Soru: Obruk (düden) ne demektir? Nasıl oluşur?
Cevap: Yer altı mağaralarının tavanlarının çözmesiyle oluşan doğal kuyulardır. Obruklar, genellikle kalkerin (kireç taşı) yaygın olduğu yerlerde meydana gelir. Bazılarının ağız kısımları alüvyonlarla tıkanmıştır. Bazılarında sular birikerek göl oluşturmuştur.

Soru: Türkiye’deki obruklara örnek veriniz.
Cevap: Silifke (İçel) yakınlarında Cennet ve Cehennem obrukları örnek olarak gösterilebilir.

Soru: Kör (çıkmaz) vadi demektir? Özellikleri nelerdir?
Cevap: Ağız kısmı kapalı olan vadilerdir. Vadinin ağzına doğru yamaçlar dikleşir ve aşağı kısmı kapalıdır. Vadideki su ya çatlaklardan sızar ya da belirli bir noktadan yer altına girer.

Soru: Yer altı mağaraları nasıl oluşur?
Cevap: Yer altına sızan suların ya da yer altı akarsularının kalkeri (kireç taşı) aşındırmasıyla oluşur.

Soru: Yer altı mağaralarının oluşumunu etkileyen unsurlar nelerdir?
Cevap: - Kalkerin çözünmesi
- Yer altındaki suların hareket etmesi

2. Karstik Biriktirme Şekilleri

Soru: Başlıca karstik biriktirme şekillerini yazınız.
Cevap: Traverten, sarkıt, dikit ve sütunlardır.

Soru: Travertenler nasıl oluşmaktadır?
Cevap: Suda eriyik halde bulunan kalker (CaCO3) suyun buharlaşmasıyla çökelir. Bu tortulların üst üste birikmesiyle zamanla çeşitli birikinti şekilleri oluşur. Karstik topoğrafyadan gelen yeraltı sularının yüzeye çıktıktan sonra çökelmesiyle oluşan şekillere traverten denir.

Soru: Türkiye’deki travertenlere bir örnek veriniz.
Cevap: Denizli’de Pamukkale travertenleri

Soru: Sarkıt, Dikit ve Sütun nasıl oluşmaktadır?
Cevap: Yeraltı mağaralarında oluşan biriktirme şekilleridir.
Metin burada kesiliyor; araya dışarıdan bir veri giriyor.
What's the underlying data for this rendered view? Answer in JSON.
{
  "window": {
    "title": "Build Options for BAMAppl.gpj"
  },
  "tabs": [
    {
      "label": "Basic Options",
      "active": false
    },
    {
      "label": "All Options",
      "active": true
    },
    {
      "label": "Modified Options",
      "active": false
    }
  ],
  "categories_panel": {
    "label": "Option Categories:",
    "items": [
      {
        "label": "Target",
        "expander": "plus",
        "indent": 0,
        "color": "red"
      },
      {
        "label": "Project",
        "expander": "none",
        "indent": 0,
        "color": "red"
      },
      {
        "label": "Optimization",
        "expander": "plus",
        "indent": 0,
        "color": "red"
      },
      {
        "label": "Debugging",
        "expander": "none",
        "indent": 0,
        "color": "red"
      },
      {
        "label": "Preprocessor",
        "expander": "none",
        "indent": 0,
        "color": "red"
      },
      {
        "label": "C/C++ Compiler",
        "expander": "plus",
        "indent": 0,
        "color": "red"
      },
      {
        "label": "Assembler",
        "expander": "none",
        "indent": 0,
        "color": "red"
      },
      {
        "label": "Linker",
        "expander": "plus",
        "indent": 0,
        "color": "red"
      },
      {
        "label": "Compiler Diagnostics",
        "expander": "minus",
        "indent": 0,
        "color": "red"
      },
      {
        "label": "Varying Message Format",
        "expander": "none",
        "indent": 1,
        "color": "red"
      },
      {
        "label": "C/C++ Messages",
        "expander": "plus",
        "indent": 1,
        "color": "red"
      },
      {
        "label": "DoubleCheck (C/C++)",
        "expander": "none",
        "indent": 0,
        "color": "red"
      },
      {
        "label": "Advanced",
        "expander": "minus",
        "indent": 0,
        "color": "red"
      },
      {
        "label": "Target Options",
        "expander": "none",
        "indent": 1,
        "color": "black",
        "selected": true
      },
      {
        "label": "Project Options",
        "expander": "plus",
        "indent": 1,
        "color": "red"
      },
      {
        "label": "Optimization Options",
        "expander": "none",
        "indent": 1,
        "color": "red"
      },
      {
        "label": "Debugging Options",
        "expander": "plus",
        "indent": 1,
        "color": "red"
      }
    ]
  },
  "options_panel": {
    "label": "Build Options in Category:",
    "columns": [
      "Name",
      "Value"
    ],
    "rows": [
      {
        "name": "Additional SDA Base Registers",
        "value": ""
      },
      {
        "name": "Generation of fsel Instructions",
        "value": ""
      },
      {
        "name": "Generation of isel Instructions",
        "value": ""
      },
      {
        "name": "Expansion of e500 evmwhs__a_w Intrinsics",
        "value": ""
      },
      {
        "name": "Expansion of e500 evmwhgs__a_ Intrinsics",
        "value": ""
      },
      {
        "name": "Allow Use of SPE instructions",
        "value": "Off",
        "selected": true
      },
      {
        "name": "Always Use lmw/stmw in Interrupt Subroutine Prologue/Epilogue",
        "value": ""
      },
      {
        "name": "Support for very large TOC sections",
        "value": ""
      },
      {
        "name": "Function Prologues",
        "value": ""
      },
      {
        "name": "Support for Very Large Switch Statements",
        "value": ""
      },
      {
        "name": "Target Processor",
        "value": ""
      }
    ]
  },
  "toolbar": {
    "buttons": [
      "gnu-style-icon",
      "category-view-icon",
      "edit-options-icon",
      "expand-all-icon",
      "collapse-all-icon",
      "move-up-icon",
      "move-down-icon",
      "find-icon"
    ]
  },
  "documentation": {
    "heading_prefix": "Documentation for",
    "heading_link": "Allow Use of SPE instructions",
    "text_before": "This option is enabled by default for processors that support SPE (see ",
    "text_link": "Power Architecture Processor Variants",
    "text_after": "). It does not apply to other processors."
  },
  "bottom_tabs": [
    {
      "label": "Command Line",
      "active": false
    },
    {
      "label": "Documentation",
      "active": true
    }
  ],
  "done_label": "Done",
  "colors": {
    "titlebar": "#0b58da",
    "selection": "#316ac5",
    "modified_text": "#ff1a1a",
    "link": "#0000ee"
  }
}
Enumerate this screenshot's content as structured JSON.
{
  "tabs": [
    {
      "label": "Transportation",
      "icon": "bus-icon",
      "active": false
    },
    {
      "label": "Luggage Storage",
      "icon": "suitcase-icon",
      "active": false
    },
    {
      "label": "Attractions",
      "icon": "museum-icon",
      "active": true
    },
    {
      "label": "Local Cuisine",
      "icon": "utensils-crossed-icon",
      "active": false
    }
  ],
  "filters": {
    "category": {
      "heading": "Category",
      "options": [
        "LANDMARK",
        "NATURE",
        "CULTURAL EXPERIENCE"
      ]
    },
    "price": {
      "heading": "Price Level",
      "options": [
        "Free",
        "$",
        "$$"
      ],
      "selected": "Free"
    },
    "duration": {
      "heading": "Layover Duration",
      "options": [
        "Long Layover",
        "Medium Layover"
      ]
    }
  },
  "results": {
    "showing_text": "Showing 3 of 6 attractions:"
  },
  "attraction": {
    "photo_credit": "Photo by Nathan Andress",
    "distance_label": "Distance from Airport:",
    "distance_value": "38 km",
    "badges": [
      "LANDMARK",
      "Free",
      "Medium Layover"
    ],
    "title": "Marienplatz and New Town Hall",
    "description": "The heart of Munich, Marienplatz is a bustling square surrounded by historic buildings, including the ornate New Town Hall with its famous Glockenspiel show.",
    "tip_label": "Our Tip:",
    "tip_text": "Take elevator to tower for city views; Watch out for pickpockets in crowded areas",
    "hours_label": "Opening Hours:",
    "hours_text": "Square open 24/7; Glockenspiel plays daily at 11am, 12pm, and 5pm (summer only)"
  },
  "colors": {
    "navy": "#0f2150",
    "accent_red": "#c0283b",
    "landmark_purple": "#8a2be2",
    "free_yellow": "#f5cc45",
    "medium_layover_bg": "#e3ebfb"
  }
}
Mağara tavanlarından aşağıya doğru uzanan, yüzlerce yılda damla damla tortulanmayla oluşan birikintilere sarkıt, bu suların aşağı doğru damlamasıyla tabandan yukarı doğru oluşan birikintilere dikit, sarkıt ve dikitlerin birleşmesiyle sütün oluşur.

7. GÖLLER VE OLUŞUMLARI

Soru: Göl ne demektir?
Cevap: Karalardaki çukurluklarda birikmiş, denizlerle doğrudan bağlantısı olmayan sulara göl denir.

Soru: Göl suyunun sıcaklığın belirleyen etmenler nelerdir?
Cevap: - Güneş ışınları (enlem)
- Yükselti
- Yağışlar
- Göle dökülen akarsular
- Dip suları

Soru: Göllerin tuzluluğunu etkileyen başlıca etkenler nelerdir?
Cevap: - Sıcaklık (Buharlaşma)
- Su miktarı
- Yüzeyinin genişliği
- Göle katılan sular
- Gölden akan sular
- Çanağın derinliği

Soru: Gideğen (göl ayağı) ne demektir?
Cevap: Kaynağını göllerden alan derelere gideğen denir. Gideğeni olan göller, sularını yenileyebildiği için tuzluluk oranı az olur. Beyşehir ve Eğirdir gölleri, fazla sularını Akdeniz’e gönderdiklerinden tuzluluk oranları azdır.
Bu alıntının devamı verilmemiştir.